An Italian man who was creating a sophisticated fake credit card factory in Queenstown has been jailed
for two years.
Norberto Ferraino, 26, was caught when he placed an order with an Auckland manufacturer for a card
printer and blank plastic cards with magnetic strip.
Police, acting on a tip-off from a suspicious employee at the firm, raided Ferraino’s home in March.
Officers found a complex card cloning unit and manufacturing operation.That included a machine that reads information from the magnetic strip on the back of credit cards and writes it to a new, cloned card.
There was also a professional card printer, a card embosser, a card ‘tipper’ used to create card designs, and a laptop with cloning software.
Ferraino had more than 200 plastic bank and identity cards - some blank, some at the start of the process, others
fully coloured with emblems attached and security numbers on them.
Identity cards included a photo driver’s licence for a Mark Santos, from Florida, United States, and four credit
cards in that name.
Ferraino also had a leather pouch containing 15 legitimate credit cards in his own name from most leading New
Zealand banks and a blank BMW master card.
A courier bag, dated October 17, addressed to ‘Mark Sanchecz’ was found with packets of American Express and Visa credit card emblem stickers.
A flash drive in the bedroom held credit card and identity profiles, including fake New Zealand driver’s and Fish and Game licences, the majority belonging to United States-based customers.
PIN and personal details of the customers, including their full names, residential address, dates of birth and contact numbers were also found.
Ferraino was sentenced to two years in prison by Judge Bernadette Farnan at the resort’s district court on Tuesday.
The Italian had worked as a croupier at one of Queenstown’s casinos but lost his job last year.
Farnan says he was financially stressed because he hadn’t been able to find other employment and became
disillusioned, so started spending a lot of time on the computer.
That was where he came into contact with someone who encouraged him to “become involved in this type of
Defence counsel Rachel Napier says Ferraino’s offending wasn’t sophisticated, but naive.
“Because the supplier became suspicious because of the questions being asked [it] points to this not being a
sophisticated operation, but the defendant is really somebody who’s unsophisticated in terms of this type of offending.
“He didn’t know what the right questions were to ask … he wasn’t familiar with the terminology used in the industry.”
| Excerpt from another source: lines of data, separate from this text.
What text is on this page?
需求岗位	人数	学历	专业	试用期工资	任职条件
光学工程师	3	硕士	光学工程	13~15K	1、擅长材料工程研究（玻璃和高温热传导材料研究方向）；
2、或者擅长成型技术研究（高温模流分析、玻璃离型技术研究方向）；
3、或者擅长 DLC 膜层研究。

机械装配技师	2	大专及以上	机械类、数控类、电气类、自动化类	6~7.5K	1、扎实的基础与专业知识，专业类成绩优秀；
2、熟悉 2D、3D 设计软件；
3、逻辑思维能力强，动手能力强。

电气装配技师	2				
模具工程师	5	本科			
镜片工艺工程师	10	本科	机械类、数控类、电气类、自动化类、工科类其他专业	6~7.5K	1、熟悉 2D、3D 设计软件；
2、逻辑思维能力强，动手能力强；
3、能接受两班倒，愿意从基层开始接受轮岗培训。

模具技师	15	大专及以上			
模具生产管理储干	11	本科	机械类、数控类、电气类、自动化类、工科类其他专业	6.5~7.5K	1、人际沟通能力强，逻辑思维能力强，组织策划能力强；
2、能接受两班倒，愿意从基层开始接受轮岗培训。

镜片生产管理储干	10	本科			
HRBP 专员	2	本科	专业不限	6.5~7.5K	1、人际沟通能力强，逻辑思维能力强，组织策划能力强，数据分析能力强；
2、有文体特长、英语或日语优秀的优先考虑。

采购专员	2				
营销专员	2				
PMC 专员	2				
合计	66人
Napier says the cards located at the property weren’t of a high quality and Ferraino “really has no practical skills in this field”.
“He seemed to be … out of his depth in terms of being able to produce high-quality cards.”
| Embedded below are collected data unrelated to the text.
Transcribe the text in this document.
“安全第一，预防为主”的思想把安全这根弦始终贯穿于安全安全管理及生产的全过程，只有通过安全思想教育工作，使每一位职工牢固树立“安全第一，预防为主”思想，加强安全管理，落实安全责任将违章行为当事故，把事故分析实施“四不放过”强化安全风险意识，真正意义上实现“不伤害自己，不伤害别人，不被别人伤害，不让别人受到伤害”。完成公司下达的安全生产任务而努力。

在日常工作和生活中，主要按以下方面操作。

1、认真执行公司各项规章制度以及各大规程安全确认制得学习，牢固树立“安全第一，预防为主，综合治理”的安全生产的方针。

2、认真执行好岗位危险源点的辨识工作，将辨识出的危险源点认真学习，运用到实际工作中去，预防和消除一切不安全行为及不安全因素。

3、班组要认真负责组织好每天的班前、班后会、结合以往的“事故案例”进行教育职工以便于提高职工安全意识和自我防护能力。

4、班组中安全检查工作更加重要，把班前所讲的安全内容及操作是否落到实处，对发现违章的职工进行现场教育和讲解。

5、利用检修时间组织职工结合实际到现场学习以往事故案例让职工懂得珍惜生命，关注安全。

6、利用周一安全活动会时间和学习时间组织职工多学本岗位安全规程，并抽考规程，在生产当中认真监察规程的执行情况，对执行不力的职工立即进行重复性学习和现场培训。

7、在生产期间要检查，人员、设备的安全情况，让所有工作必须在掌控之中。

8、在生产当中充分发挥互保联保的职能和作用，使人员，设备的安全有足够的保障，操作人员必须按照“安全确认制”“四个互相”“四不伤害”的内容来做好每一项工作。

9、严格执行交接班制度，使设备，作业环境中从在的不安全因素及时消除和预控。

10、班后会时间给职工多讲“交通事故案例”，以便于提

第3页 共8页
Farnan says she accepts there was a degree of naivety, but questioned if that was because he’s been “found out”.
Farnan says: “On the face of it, there’s clearly sophistication in terms of the defendant’s actions.
“He took steps to either find out himself or respond to an approach to him regarding this type of offending.
“He was in contact with a firm in Auckland that provided equipment … it clearly was not everyday equipment.”
Farnan contends Ferraino wouldn’t have ordered that “without having some level of bad intention”.
She didn’t accept any suggestion he didn’t intend to use the fake cards.
Farnan took into account his guilty plea, remorse, and lack of previous convictions but she stopped short of converting his prison sentence to home detention because his visa has expired, so he would be immediately deported if given that sentence rather than jail.
“I have found that the purposes and principles of sentencing will not be met by a sentence other than a full-time
Ferraino was also sentenced to six months for dishonestly using a document, after using a creidt card in Santos’ name to book accommodation. The owner of that card, back in the US, was unaware the card was being used.
The six-month sentence will be served concurrently with the two years and he will be deported on release.